After spending 3 months and over 15,000 words pondering how 2 writers I greatly admire reflect upon what it means to be an artist in their collective works, I began to think about myself as an artist. For a while I considered myself a scholar, not an artist, but I soon realized how limiting this view was. The two are in no way mutually exclusive; I know several scholars who are also great writers in their own right and many writers who are also talented literary critics.

So what about myself? As I have pointed out before, I think the fact that I write this blog as a hobby should make it clear that I very much enjoy writing (I don’t just do it so I have something besides selfies to post on my social media) and it has always been a dream of mine to one day complete and publish a novel of my own. From a young age I not only enjoyed reading but writing my own stories once I had finished the available novels in whatever series I was reading at the time, you could call these very early attempts at fan fiction. Soon I moved from this to making up my own stories and characters. I have also always loved drawing; some of my fondest memories from childhood are of sitting in my grandmother’s front room with a box of rainbow-coloured pens and a stack of printer paper writing and drawing my own comic books. I credit having this hobby as what lead me to become particular good at English in school, though few of the texts we studied featured aliens or superheroes.

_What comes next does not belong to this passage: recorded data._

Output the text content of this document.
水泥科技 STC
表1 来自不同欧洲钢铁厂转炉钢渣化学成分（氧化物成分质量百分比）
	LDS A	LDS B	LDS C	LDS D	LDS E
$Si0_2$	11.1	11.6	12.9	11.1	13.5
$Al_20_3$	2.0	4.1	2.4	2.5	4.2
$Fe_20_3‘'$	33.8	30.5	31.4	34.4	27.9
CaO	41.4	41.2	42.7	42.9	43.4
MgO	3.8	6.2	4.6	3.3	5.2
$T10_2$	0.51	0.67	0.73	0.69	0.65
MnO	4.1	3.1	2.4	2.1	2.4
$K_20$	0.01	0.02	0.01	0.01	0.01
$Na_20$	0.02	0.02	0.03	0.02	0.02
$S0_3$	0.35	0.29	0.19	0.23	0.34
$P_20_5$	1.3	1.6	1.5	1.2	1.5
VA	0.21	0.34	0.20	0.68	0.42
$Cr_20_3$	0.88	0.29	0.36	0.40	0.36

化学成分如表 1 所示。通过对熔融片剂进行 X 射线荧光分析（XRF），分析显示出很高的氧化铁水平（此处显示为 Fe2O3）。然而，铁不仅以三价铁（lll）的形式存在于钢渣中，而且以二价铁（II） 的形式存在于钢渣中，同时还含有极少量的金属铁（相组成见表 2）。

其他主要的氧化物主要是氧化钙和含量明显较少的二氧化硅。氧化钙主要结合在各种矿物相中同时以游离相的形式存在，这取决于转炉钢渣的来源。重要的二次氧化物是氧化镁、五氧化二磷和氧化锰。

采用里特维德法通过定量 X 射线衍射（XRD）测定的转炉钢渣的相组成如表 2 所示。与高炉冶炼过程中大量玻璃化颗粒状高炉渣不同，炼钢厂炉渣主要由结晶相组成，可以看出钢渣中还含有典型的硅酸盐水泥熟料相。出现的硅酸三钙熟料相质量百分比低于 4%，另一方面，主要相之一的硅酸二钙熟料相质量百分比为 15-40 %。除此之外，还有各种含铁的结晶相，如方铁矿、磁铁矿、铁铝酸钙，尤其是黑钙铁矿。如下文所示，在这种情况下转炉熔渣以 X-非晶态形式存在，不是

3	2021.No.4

In university I met many talented young writers and began writing reviews and journalistic pieces for student media. This was my first taste of having something I had written out in the world for people to read (something I had been shy about initially). I continued to work on creative projects and experiment with different styles, it was also during this time when I was submitting pieces to various publications that I learned the important lesson that is rejection. Not every work will be published, there is always work to be done or improvements to be made and count every success and rejection alike as a learning experience. It became apparent to me that I was no poet and couldn’t really write short stories as they inevitably ended up reading like the opening chapter of a novel. Novels and longer running narrative media like comic books had been what first ignited the passion for storytelling within me and they have become not only my main academic interest but my own preferred form of creative writing. I like to world-build, create characters and flesh out their backstories. This and my love for the genres of fantasy and science fiction is also what drew me to playing Role Playing Games during college. I could write an entire blog post on my passion for Dungeons and Dragons (which I may do in the near future). The potential for limitless creativity and the opportunity to combine my passion for writing long-form stories with my talent for improvisation makes it an extremely fulfilling pastime, one that so many people have discovered in recent years.

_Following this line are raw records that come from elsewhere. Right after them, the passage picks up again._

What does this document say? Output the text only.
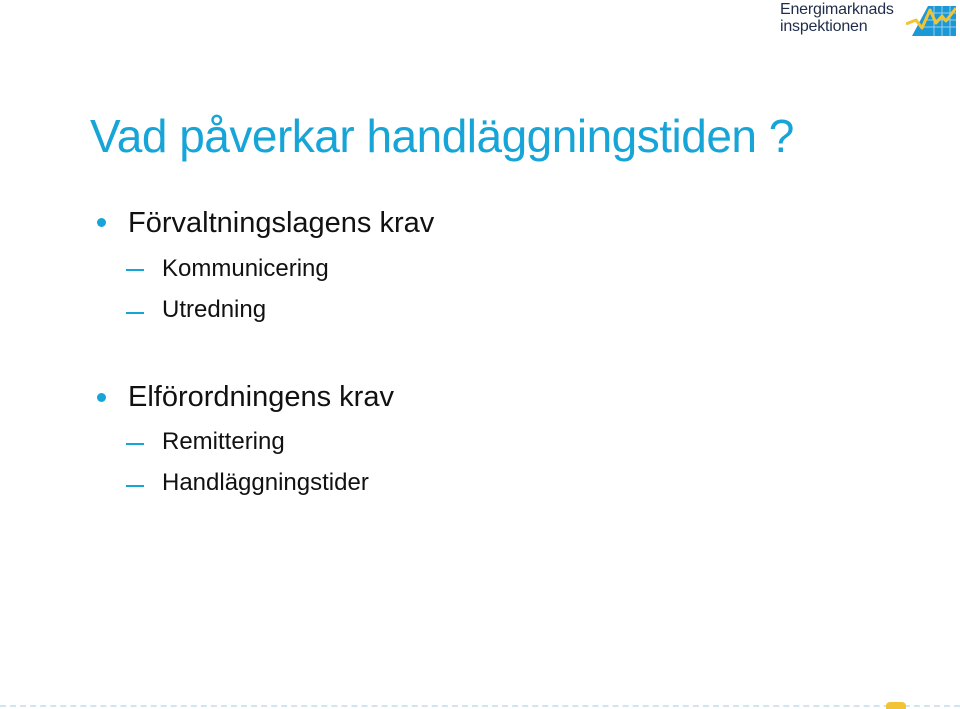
Energimarknads
inspektionen
Vad påverkar handläggningstiden ?
Förvaltningslagens krav
Kommunicering
Utredning
Elförordningens krav
Remittering
Handläggningstider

But how does this all connect to my desire to write a novel? Basically it has been, for lack of a better description, a side project I have been working on for almost 3 years now. Draft after draft and countless rewrites and I have yet to complete even half of the book. I have the ideas in my head and a rough plan laid out but I could just never find the time. I feel this is mostly because for the past 4 years the majority of my time has been spent either reading, researching or writing and even someone as passionate about literature as I am doesn’t want to spend the entirety of their time focusing on it. I also have my other hobbies and projects, therefore finishing the novel became this great goal I would get to “eventually” or “when I find the time”. Now that I have finished my MA and am seeking employment, I realise I will not only have more time for leisure reading but also to pursue such goals that had been hitherto pushed aside as my education took priority. After completing a 15,000 word thesis the prospect of writing an entire original novel does not seem like such a lofty goal for me anymore. As I mentioned in my previous post, the disciplines of editing, drafting and setting daily word targets that I acquired during the thesis writing process are very transferrable to a creative project. So that is the mission that I am assigning myself; to keep writing and hold on to these creative outlets that will allow me to link my free-time to my true passion in life and who knows, with discipline and creativity I may be able to complete that novel I have been talking about for so long. They say that everyone has at least one in them.